Kalau surat ini sampai ke tanganmu, berarti Kakek sudah tidak ada.


Mungkin kamu bingung kenapa tiba-tiba menerima surat dan warisan dari orang yang bahkan tidak kamu kenal. Itu wajar. Kalau Kakek ada di posisimu, Kakek juga pasti bingung. Kakek hanya ingin menitipkan rumah dan kos-kosan ini kepadamu. Semua surat-suratnya sudah diurus dan sekarang semuanya menjadi milikmu. Kakek punya satu permintaan. Tolong kelola kos itu sendiri. Jangan langsung dijual.


Maaf, Kakek tidak bisa menjelaskan banyak hal lewat surat ini. Yang bisa Kakek bilang, ada banyak hal yang Kakek sesali dalam hidup. Warisan ini bukan untuk menghapus penyesalan itu karena Kakek tahu tidak semua kesalahan bisa diperbaiki. Anggap saja ini titipan dari seorang kakek yang berharap cucunya bisa hidup lebih baik daripada dirinya. Jaga kesehatanmu. Jangan terlalu sering begadang. Makan yang teratur. Selamat menjalani hidupmu, Emily. Dan tolong sampaikan maaf Kakek pada ibumu juga.


Salam,

Kakek Wira Dharmawangsa


Sudah lebih dari lima kali Mily membaca ulang surat itu, tapi dia masih belum menemukan petunjuk apapun mengenai sosok Wira yang menyebut dirinya sebagai kakek. Cewek itu mengacak rambut saking frustrasinya. Seingat Mily kakeknya hanya satu, kakek dari ibunya. Namanya Kakek Sardjo.
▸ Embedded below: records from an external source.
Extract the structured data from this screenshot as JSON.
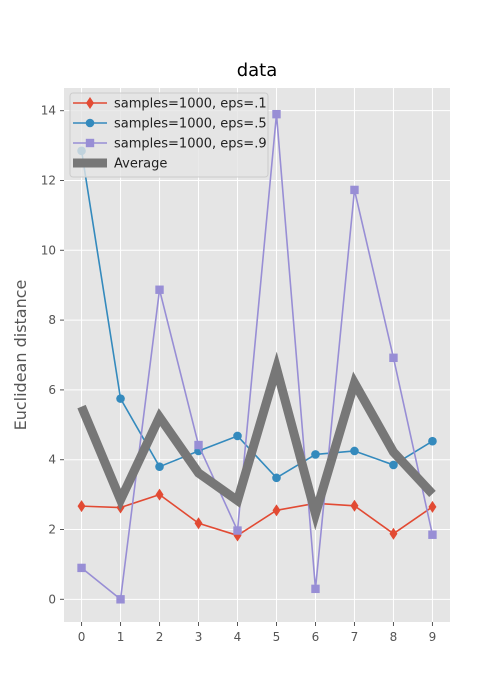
{
  "chart_data": {
    "type": "line",
    "title": "data",
    "xlabel": "",
    "ylabel": "Euclidean distance",
    "x": [
      0,
      1,
      2,
      3,
      4,
      5,
      6,
      7,
      8,
      9
    ],
    "xlim": [
      -0.45,
      9.45
    ],
    "ylim": [
      -0.65,
      14.65
    ],
    "x_ticks": [
      "0",
      "1",
      "2",
      "3",
      "4",
      "5",
      "6",
      "7",
      "8",
      "9"
    ],
    "y_ticks": [
      "0",
      "2",
      "4",
      "6",
      "8",
      "10",
      "12",
      "14"
    ],
    "grid": true,
    "legend_position": "top-left",
    "series": [
      {
        "name": "samples=1000, eps=.1",
        "color": "#e24a33",
        "marker": "diamond",
        "values": [
          2.67,
          2.63,
          3.0,
          2.18,
          1.83,
          2.55,
          2.75,
          2.68,
          1.88,
          2.65
        ]
      },
      {
        "name": "samples=1000, eps=.5",
        "color": "#348abd",
        "marker": "circle",
        "values": [
          12.85,
          5.75,
          3.8,
          4.25,
          4.68,
          3.48,
          4.15,
          4.25,
          3.85,
          4.53
        ]
      },
      {
        "name": "samples=1000, eps=.9",
        "color": "#988ed5",
        "marker": "square",
        "values": [
          0.9,
          0.0,
          8.87,
          4.42,
          1.97,
          13.9,
          0.3,
          11.73,
          6.92,
          1.85
        ]
      },
      {
        "name": "Average",
        "color": "#777777",
        "marker": "none",
        "values": [
          5.52,
          2.85,
          5.22,
          3.62,
          2.83,
          6.62,
          2.45,
          6.2,
          4.22,
          3.02
        ]
      }
    ]
  }
}
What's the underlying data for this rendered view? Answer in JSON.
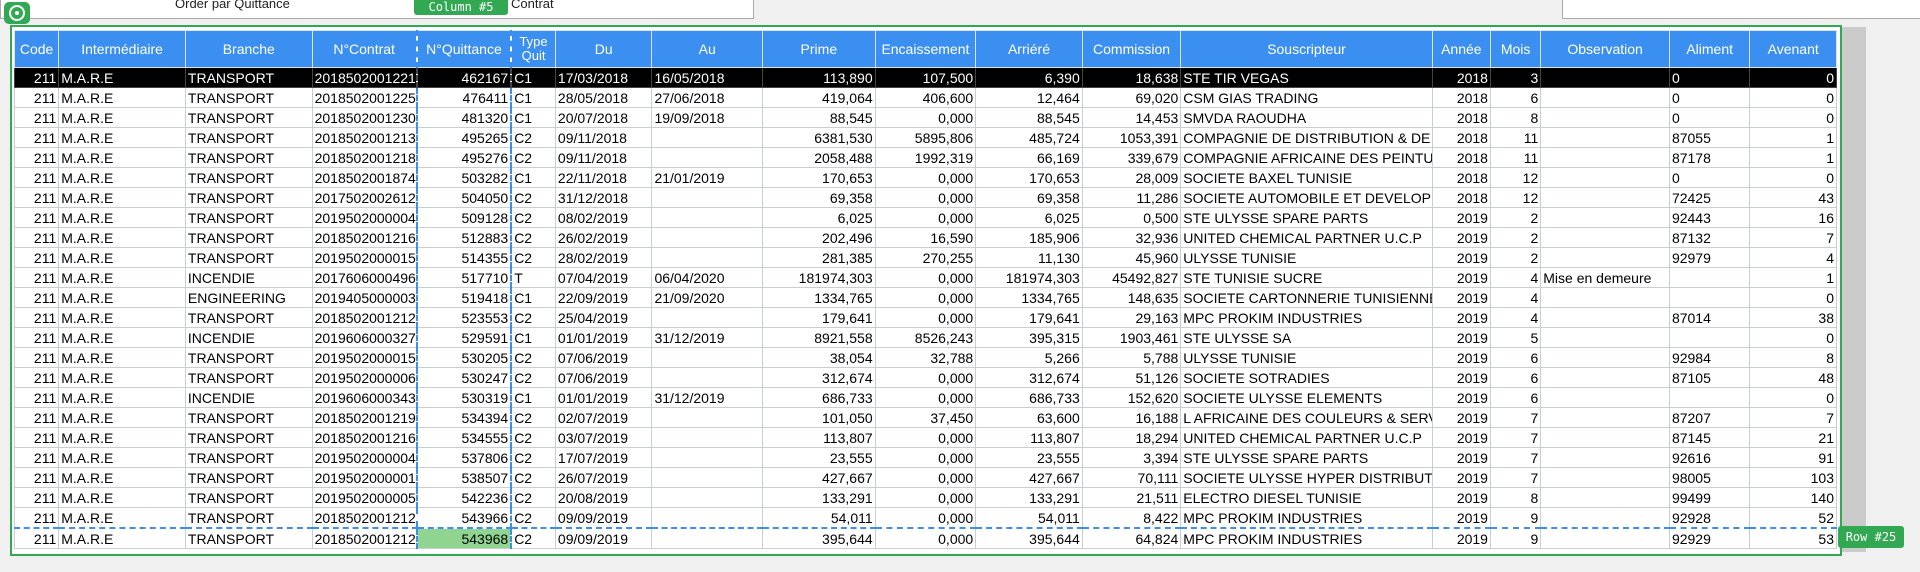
{
  "top": {
    "left_label1": "Order par Quittance",
    "left_label2": "Or",
    "left_label3": "Contrat"
  },
  "overlay": {
    "column_tag": "Column #5",
    "row_tag": "Row #25"
  },
  "table": {
    "headers": [
      "Code",
      "Intermédiaire",
      "Branche",
      "N°Contrat",
      "N°Quittance",
      "Type Quit",
      "Du",
      "Au",
      "Prime",
      "Encaissement",
      "Arriéré",
      "Commission",
      "Souscripteur",
      "Année",
      "Mois",
      "Observation",
      "Aliment",
      "Avenant"
    ],
    "rows": [
      [
        "211",
        "M.A.R.E",
        "TRANSPORT",
        "2018502001221",
        "462167",
        "C1",
        "17/03/2018",
        "16/05/2018",
        "113,890",
        "107,500",
        "6,390",
        "18,638",
        "STE TIR VEGAS",
        "2018",
        "3",
        "",
        "0",
        "0"
      ],
      [
        "211",
        "M.A.R.E",
        "TRANSPORT",
        "2018502001225",
        "476411",
        "C1",
        "28/05/2018",
        "27/06/2018",
        "419,064",
        "406,600",
        "12,464",
        "69,020",
        "CSM  GIAS TRADING",
        "2018",
        "6",
        "",
        "0",
        "0"
      ],
      [
        "211",
        "M.A.R.E",
        "TRANSPORT",
        "2018502001230",
        "481320",
        "C1",
        "20/07/2018",
        "19/09/2018",
        "88,545",
        "0,000",
        "88,545",
        "14,453",
        "SMVDA RAOUDHA",
        "2018",
        "8",
        "",
        "0",
        "0"
      ],
      [
        "211",
        "M.A.R.E",
        "TRANSPORT",
        "2018502001213",
        "495265",
        "C2",
        "09/11/2018",
        "",
        "6381,530",
        "5895,806",
        "485,724",
        "1053,391",
        "COMPAGNIE DE DISTRIBUTION & DE",
        "2018",
        "11",
        "",
        "87055",
        "1"
      ],
      [
        "211",
        "M.A.R.E",
        "TRANSPORT",
        "2018502001218",
        "495276",
        "C2",
        "09/11/2018",
        "",
        "2058,488",
        "1992,319",
        "66,169",
        "339,679",
        "COMPAGNIE AFRICAINE DES PEINTU",
        "2018",
        "11",
        "",
        "87178",
        "1"
      ],
      [
        "211",
        "M.A.R.E",
        "TRANSPORT",
        "2018502001874",
        "503282",
        "C1",
        "22/11/2018",
        "21/01/2019",
        "170,653",
        "0,000",
        "170,653",
        "28,009",
        "SOCIETE BAXEL TUNISIE",
        "2018",
        "12",
        "",
        "0",
        "0"
      ],
      [
        "211",
        "M.A.R.E",
        "TRANSPORT",
        "2017502002612",
        "504050",
        "C2",
        "31/12/2018",
        "",
        "69,358",
        "0,000",
        "69,358",
        "11,286",
        "SOCIETE AUTOMOBILE ET DEVELOPP",
        "2018",
        "12",
        "",
        "72425",
        "43"
      ],
      [
        "211",
        "M.A.R.E",
        "TRANSPORT",
        "2019502000004",
        "509128",
        "C2",
        "08/02/2019",
        "",
        "6,025",
        "0,000",
        "6,025",
        "0,500",
        "STE  ULYSSE  SPARE PARTS",
        "2019",
        "2",
        "",
        "92443",
        "16"
      ],
      [
        "211",
        "M.A.R.E",
        "TRANSPORT",
        "2018502001216",
        "512883",
        "C2",
        "26/02/2019",
        "",
        "202,496",
        "16,590",
        "185,906",
        "32,936",
        "UNITED CHEMICAL PARTNER  U.C.P",
        "2019",
        "2",
        "",
        "87132",
        "7"
      ],
      [
        "211",
        "M.A.R.E",
        "TRANSPORT",
        "2019502000015",
        "514355",
        "C2",
        "28/02/2019",
        "",
        "281,385",
        "270,255",
        "11,130",
        "45,960",
        "ULYSSE TUNISIE",
        "2019",
        "2",
        "",
        "92979",
        "4"
      ],
      [
        "211",
        "M.A.R.E",
        "INCENDIE",
        "2017606000496",
        "517710",
        "T",
        "07/04/2019",
        "06/04/2020",
        "181974,303",
        "0,000",
        "181974,303",
        "45492,827",
        "STE TUNISIE SUCRE",
        "2019",
        "4",
        "Mise en demeure",
        "",
        "1"
      ],
      [
        "211",
        "M.A.R.E",
        "ENGINEERING",
        "2019405000003",
        "519418",
        "C1",
        "22/09/2019",
        "21/09/2020",
        "1334,765",
        "0,000",
        "1334,765",
        "148,635",
        "SOCIETE CARTONNERIE TUNISIENNE",
        "2019",
        "4",
        "",
        "",
        "0"
      ],
      [
        "211",
        "M.A.R.E",
        "TRANSPORT",
        "2018502001212",
        "523553",
        "C2",
        "25/04/2019",
        "",
        "179,641",
        "0,000",
        "179,641",
        "29,163",
        "MPC PROKIM INDUSTRIES",
        "2019",
        "4",
        "",
        "87014",
        "38"
      ],
      [
        "211",
        "M.A.R.E",
        "INCENDIE",
        "2019606000327",
        "529591",
        "C1",
        "01/01/2019",
        "31/12/2019",
        "8921,558",
        "8526,243",
        "395,315",
        "1903,461",
        "STE ULYSSE SA",
        "2019",
        "5",
        "",
        "",
        "0"
      ],
      [
        "211",
        "M.A.R.E",
        "TRANSPORT",
        "2019502000015",
        "530205",
        "C2",
        "07/06/2019",
        "",
        "38,054",
        "32,788",
        "5,266",
        "5,788",
        "ULYSSE TUNISIE",
        "2019",
        "6",
        "",
        "92984",
        "8"
      ],
      [
        "211",
        "M.A.R.E",
        "TRANSPORT",
        "2019502000006",
        "530247",
        "C2",
        "07/06/2019",
        "",
        "312,674",
        "0,000",
        "312,674",
        "51,126",
        "SOCIETE SOTRADIES",
        "2019",
        "6",
        "",
        "87105",
        "48"
      ],
      [
        "211",
        "M.A.R.E",
        "INCENDIE",
        "2019606000343",
        "530319",
        "C1",
        "01/01/2019",
        "31/12/2019",
        "686,733",
        "0,000",
        "686,733",
        "152,620",
        "SOCIETE ULYSSE ELEMENTS",
        "2019",
        "6",
        "",
        "",
        "0"
      ],
      [
        "211",
        "M.A.R.E",
        "TRANSPORT",
        "2018502001219",
        "534394",
        "C2",
        "02/07/2019",
        "",
        "101,050",
        "37,450",
        "63,600",
        "16,188",
        "L AFRICAINE DES COULEURS & SERVI",
        "2019",
        "7",
        "",
        "87207",
        "7"
      ],
      [
        "211",
        "M.A.R.E",
        "TRANSPORT",
        "2018502001216",
        "534555",
        "C2",
        "03/07/2019",
        "",
        "113,807",
        "0,000",
        "113,807",
        "18,294",
        "UNITED CHEMICAL PARTNER  U.C.P",
        "2019",
        "7",
        "",
        "87145",
        "21"
      ],
      [
        "211",
        "M.A.R.E",
        "TRANSPORT",
        "2019502000004",
        "537806",
        "C2",
        "17/07/2019",
        "",
        "23,555",
        "0,000",
        "23,555",
        "3,394",
        "STE  ULYSSE  SPARE PARTS",
        "2019",
        "7",
        "",
        "92616",
        "91"
      ],
      [
        "211",
        "M.A.R.E",
        "TRANSPORT",
        "2019502000001",
        "538507",
        "C2",
        "26/07/2019",
        "",
        "427,667",
        "0,000",
        "427,667",
        "70,111",
        "SOCIETE ULYSSE HYPER DISTRIBUTIO",
        "2019",
        "7",
        "",
        "98005",
        "103"
      ],
      [
        "211",
        "M.A.R.E",
        "TRANSPORT",
        "2019502000005",
        "542236",
        "C2",
        "20/08/2019",
        "",
        "133,291",
        "0,000",
        "133,291",
        "21,511",
        "ELECTRO DIESEL TUNISIE",
        "2019",
        "8",
        "",
        "99499",
        "140"
      ],
      [
        "211",
        "M.A.R.E",
        "TRANSPORT",
        "2018502001212",
        "543966",
        "C2",
        "09/09/2019",
        "",
        "54,011",
        "0,000",
        "54,011",
        "8,422",
        "MPC PROKIM INDUSTRIES",
        "2019",
        "9",
        "",
        "92928",
        "52"
      ],
      [
        "211",
        "M.A.R.E",
        "TRANSPORT",
        "2018502001212",
        "543968",
        "C2",
        "09/09/2019",
        "",
        "395,644",
        "0,000",
        "395,644",
        "64,824",
        "MPC PROKIM INDUSTRIES",
        "2019",
        "9",
        "",
        "92929",
        "53"
      ]
    ]
  }
}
Beliau sudah berpulang sejak Mily masih berusia sepuluh tahun. Kakek Sardjo tidak hidup di kota yang menjadi tepatnya menuntut ilmu sekarang, tidak punya kos-kosan, dan tidak mungkin memberi Mily banyak warisan mengingat kehidupannya yang penuh dengan kesederhanaan.

Kalau begitu, mungkin kakek dari ayah? 

Sayangnya, Mily tidak mengenal sosok ayah. 

“Apa yang harus gue lakukan?”

Mily sudah menceritakan hal ini kepada ibunya melalui chat, tapi chat-nya belum terbalas karena bahkan belum dibaca. Mungkin Ibu sedang bekerja. Karena itulah, Mily masih belum menemukan jawaban atas seribu satu pertanyaan yang bercokol di kepala sejak pertemuannya dengan Rania.

Omong-omong soal Rania, Mily sudah menghubungi orang kepercayaan kakek Wira itu lagi untuk menanyakan banyak hal. Salah duanya adalah mengenai lokasi rumah dan kos-kosan, serta apa saja yang harus dia lakukan setelah menerima warisan.